A year of extreme weather events

Useful but hard-to-face list published today in the Guardian:

A year of US disasters – 2011 so far

• Hurricane Irene, August 20-29. Over $7bn and around 50 deaths.

• Upper Midwest flooding. The Missouri and Souris rivers overflowed in Montana, North Dakota, South Dakota, Nebraska, Iowa, Kansas and Missouri. Damages: $2bn.

• Mississippi river flooding, spring and summer. Damages neared $4bn.

• Drought and heatwave in Texas, Oklahoma.
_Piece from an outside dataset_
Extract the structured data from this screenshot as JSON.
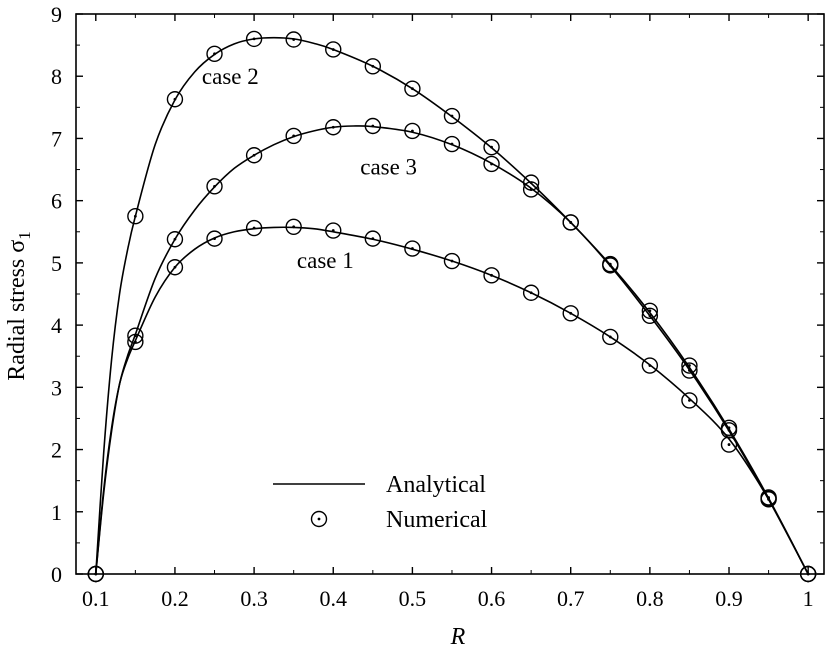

Over $5bn.

• Tornadoes in midwest and south-east in May kill 177 and cost more than $7bn in losses.

• Tornadoes in the Ohio Valley, south-east and midwest on April devastate the city of Tuscaloosa, kill 32 and cause more than $9bn in damages.

• Tornadoes hit from Oklahoma to Pennsylvania 14–16 April. Toll: $2bn in damages.

• 59 tornadoes in midwest and north-east April 8-11. Damages: $2.2bn.

• 46 tornadoes in central and southern states 4 and 5 April. Toll: $2.3bn in damages.

• Blizzard late January paralyse cities from Chicago to the north-east. Toll: 36 deaths and more than $2bn in damages.

Of course, all this was carefully predicted. See the table on page eight of the 2007 IPPC FAR Summary for Policymakers.


And the 2006 Stern Review stated that we should invest about 1% of GDP per annum now in measures to control emissions to avoid much larger GDP reductions of 5 to 20 percent per annum later in the century.

How much longer before we all come to our senses?